Quand on dit juste « reconnaître » (les missions sont toujours des verbes à l’infinitif), comme
mes voisins j’entends « Mission qui consiste pour un groupe ou une section, à aller
chercher du renseignement d'ordre tactique ou technique sur le terrain ou
l'ennemi, sur un point ou une zone donnée, en engageant éventuellement le
combat ».
Quand on
reçoit un Ordope, on avertit tout de suite les subordonnés et on essaie de les
orienter au maximum afin qu’ils se préparent. On gagne ainsi un temps précieux.
Ensuite avant de réfléchir et si le temps est compté, on regarde combien il reste
avant l’heure H, en admettant que l’ennemi, qui s’obstine à ne pas vous satisfaire,
ne vous attaque pas avant. À partir de là, le principe est de se donner un
tiers de ce temps pour rédiger son document afin d’en laisser pour les
subordonnés qui auront à faire la même chose. S’il reste 72 heures avant
le départ de l’action, on en garde 24 h pour soi avant de donner l’Ordope à
l’échelon en dessous à qui il restera donc 48 h, en prendra à son tour 15
ou 16 pour lui et ainsi de suite.
Le processus de
réflexion s’effectue ensuite en deux temps : l’analyse (le S et le M du
SMEP) et l’élaboration de la manœuvre (le E et le P).
Dans le document
que l’on a reçu, la partie Situation explique tout ce qui se passe dans notre
environnement (le terrain, la population, l’ennemi, les amis), cela correspond
à notre zone d’intérêt. Notre zone d’action est à l’intérieur de tout cela mais
tout ce qui se passe autour nous intéresse aussi forcément. La partie Mission est
ensuite en deux parties avec d’abord l’intention du chef, qui est ce qu’il veut
faire pour accomplir sa propre mission, puis enfin notre mission à chacun de
nous, ses subordonnés. Assez sentencieusement, cela s’écrit ainsi : « Afin de (ma mission), je veux faire ça (mon intention) et à
cet effet (liste des missions des subordonnés, dont la nôtre). Comme pour la
situation, l’information fournie dépasse donc largement la simple mission donnée.
Elle explique comment les choses autour de nous sont censées se dérouler. La
suite de l’Ordope, le E et le P, ce sont essentiellement des mesures de
coordination.
Une fois qu’on
a lu ça, que fait-on ? Et bien la même chose
mais à un niveau inférieur. Le bureau opérations (« l’équipe bleue »)

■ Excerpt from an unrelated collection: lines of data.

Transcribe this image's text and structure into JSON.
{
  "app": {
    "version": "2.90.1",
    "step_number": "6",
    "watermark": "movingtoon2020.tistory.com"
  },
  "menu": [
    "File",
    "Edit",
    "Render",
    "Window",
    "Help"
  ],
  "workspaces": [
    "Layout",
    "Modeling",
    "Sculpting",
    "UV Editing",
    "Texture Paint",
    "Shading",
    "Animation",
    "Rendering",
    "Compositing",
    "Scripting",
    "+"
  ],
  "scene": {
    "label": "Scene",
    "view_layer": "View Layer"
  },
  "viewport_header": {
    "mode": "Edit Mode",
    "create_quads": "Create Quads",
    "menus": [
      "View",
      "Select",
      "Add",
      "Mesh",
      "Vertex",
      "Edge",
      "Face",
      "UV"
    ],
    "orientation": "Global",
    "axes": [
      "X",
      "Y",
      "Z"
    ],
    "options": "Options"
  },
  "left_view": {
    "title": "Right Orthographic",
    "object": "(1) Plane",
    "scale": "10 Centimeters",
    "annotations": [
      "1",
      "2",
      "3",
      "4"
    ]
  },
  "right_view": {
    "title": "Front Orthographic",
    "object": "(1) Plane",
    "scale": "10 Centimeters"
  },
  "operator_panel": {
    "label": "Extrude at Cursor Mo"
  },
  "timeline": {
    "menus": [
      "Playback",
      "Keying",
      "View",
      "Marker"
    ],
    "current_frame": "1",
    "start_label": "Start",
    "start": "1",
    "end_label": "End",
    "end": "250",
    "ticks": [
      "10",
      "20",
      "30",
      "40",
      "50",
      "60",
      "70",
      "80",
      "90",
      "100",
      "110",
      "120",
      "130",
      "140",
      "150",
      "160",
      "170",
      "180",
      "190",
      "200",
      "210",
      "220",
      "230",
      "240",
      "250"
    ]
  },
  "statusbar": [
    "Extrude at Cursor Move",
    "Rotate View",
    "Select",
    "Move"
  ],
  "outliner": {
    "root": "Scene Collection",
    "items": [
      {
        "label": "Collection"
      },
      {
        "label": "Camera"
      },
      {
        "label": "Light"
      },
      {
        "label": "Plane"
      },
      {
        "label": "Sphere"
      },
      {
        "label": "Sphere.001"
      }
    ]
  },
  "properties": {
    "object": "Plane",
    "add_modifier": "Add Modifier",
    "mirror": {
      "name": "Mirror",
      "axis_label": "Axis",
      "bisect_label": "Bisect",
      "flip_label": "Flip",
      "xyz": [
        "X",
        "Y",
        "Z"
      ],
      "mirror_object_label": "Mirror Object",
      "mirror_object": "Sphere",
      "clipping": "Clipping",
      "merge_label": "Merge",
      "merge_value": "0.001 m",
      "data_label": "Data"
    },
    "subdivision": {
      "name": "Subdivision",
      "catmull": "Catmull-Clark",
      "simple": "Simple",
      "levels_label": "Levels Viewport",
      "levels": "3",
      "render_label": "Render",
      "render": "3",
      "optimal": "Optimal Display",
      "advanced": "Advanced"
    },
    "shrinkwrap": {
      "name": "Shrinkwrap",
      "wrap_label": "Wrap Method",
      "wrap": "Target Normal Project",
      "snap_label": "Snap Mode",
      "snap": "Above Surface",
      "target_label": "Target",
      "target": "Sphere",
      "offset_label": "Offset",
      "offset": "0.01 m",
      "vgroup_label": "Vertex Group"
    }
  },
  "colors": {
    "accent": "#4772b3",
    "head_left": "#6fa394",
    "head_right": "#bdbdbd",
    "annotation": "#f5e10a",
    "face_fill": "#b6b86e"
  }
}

réfléchit sur l’environnement, sur ce qu’on doit faire, avec ses interdits
éventuels ou au contraire ses obligations. Le bureau renseignement
(« l’équipe rouge ») fait sensiblement la même chose mais du côté de
l’ennemi, en regardant en particulier comment il peut réagir et s’opposer à
notre action.
Tout cela
aboutit à une description de notre environnement (notre Situation), une
réduction de l’environnement de l’échelon supérieur. Cela aboutit surtout en
réunion avec le chef, à définir son « intention » (ou « effet
majeur ») qui est la description de ce que l’on veut faire pour accomplir
la mission. C’est en gros, principe de paresseux ou d’économe c’est selon, le
minimum à faire pour être sûr d’accomplir la mission. Si je tiens cette colline
jusqu’à 11 h, je suis absolument sûr que l’ennemi ne pourra jamais
atteindre cette rivière à 12 h (ma mission). Cela permet de concentrer les
efforts sur un point espace-temps précis.
Après
cogitations collectives, le chef tranche. C’est lui qui signera l’Ordope et endossera une
responsabilité, qui est toujours individuelle. Si la responsabilité n’est pas
clairement sur une seule tête mais répartie dans un flou artistique entre
plusieurs, c’est qu’elle n’existe pas en réalité. Dans une opération, on ne
doit avoir qu’un seul chef. On pourrait parler des ordres qui sont donnés et
des actions qui sont menées sans engager du tout sa responsabilité, mais c’est
un autre sujet.
Reste à savoir
comment on va faire pour atteindre cet effet majeur (et donc rappelons-le
réussir la mission). Les équipes vont à nouveau dans leur coin. Les
« bleus » définissent les modes d’action (MA) possibles pour tenir
cette fameuse colline jusqu’à 11 h, les « rouges » les modes
d’action ennemies (ME) pendant la même période. On se réunit à nouveau on
confronte les MA et ME dans un tableau et on voit ce que cela donne. À l’issue
de ces nouvelles cogitations collectives, le chef tranche et choisit le MA que
l’on va appliquer et qui devient alors « l’idée de manœuvre ». Le
bureau de conduite découpe cette idée de manœuvre en missions pour les
subordonnés et puis on réfléchit à toutes les mesures de coordination.
Une fois que
cela est fait, on regroupe tout cela et cela dans un nouvel Ordre d’opération
qui est envoyé un étage plus bas, et ainsi de suite jusqu’au Jour J, Heure H. Et
là, lorsque l’opération commence chacun sait ce qui se passe, quels sont son
rôle et ses moyens. L'ordre d'opération est alors remplacé par des ordres de conduite, qui en sont des adaptations, voire des réécritures complètes lorsque les choses ne se passeront vraiment pas comme prévues.
Globalement, cette méthode générale, présentée ici à grands traits et qui peut
comporter des variantes, résiste quand même pas mal à l’épreuve du temps. Or, à partir d'un certain seuil, il devient très probable que ce qui a beaucoup résisté, résistera encore longtemps.